Bob Greenstein also offered some advice to the members of the fiscal commission. He warned against fiscal targets that are too severe, because then there would be greater risk that they "get blown away," citing the doc fix as an example. He stated that he would rather see smaller changes over a longer period so that they have a better chance of happening. While CRFB belives this would probably increase the chance of actual reforms taking hold, we can't forget the severity of our fiscal imbalances and the truly difficult tradeoffs we will be required to avert a fiscal crisis. 

Former Treasury Secretary Robert Rubin and former President Bill Clinton also spoke about the need to address NOW our federal finances. Rubin warned that market "psychology can change quickly and dramatically" and can happen at unpredictable times. All the more reason for us to get our fiscal house in order. Clinton argued for the need to refocus on our future, warning that "older socieities are obsessed with security" -- namely, defense, social security, and Medicare in the U.S. -- to the detriment of forward-looking investments and opportunities.

The third panel, featuring Senator Judd Gregg, Congresswoman Allyson Schwartz, John Castellani, John Rother, Elliott Fisher, and John Podesta, focused on the role of health care costs in future fiscal projections, and ways to help control costs.

Former Federal Reserve Chairmen Paul Volcker (via a taped interview) and Alan Greenspan also contributed valuable insight from economic and market viewpoints. Volcker urged, as President Obama has recently done, that spending be scrutinized first to make sure that if any additional fiscal adjustments are needed, the impacts on the economy through any revenue changes will be minimized. He also argued that a carbon, energy, or VAT tax would be more efficient than income or corporate tax changes, and should be on the table.
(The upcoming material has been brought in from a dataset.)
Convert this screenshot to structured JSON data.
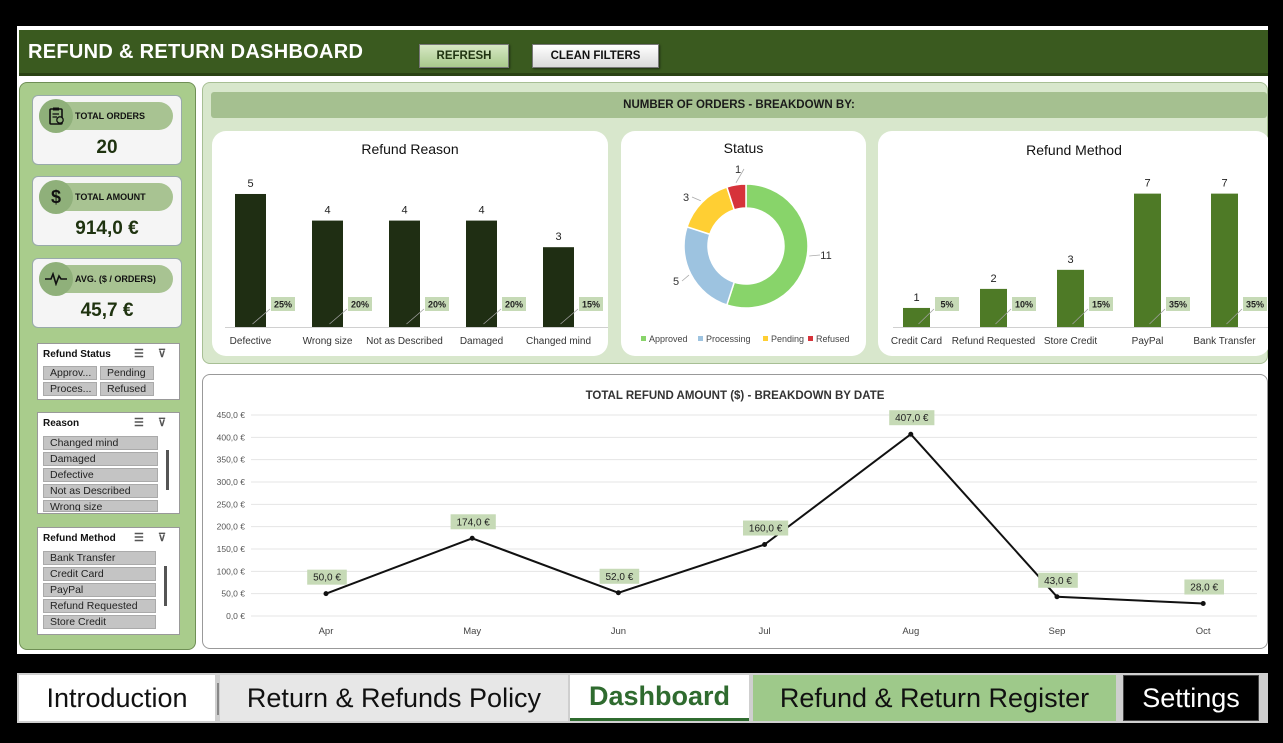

Greenspan brought up recent sovereign debt crises in Europe, noting that Greece is showing the world that a major and advanced country can get itself into trouble. Put simply, Greenspan stated that "we don't have the resources. We have to make choices."

All in all, it was a great summit and included a wide array of opinions and options on how to improve our federal finances. Although there was disagreement at times about how to address future deficits, there was unanimous consent on why this is an issue. CRFB has been excited to see public debate moving in recent months from whether or not fiscal issues are very serious to how do we deal with them.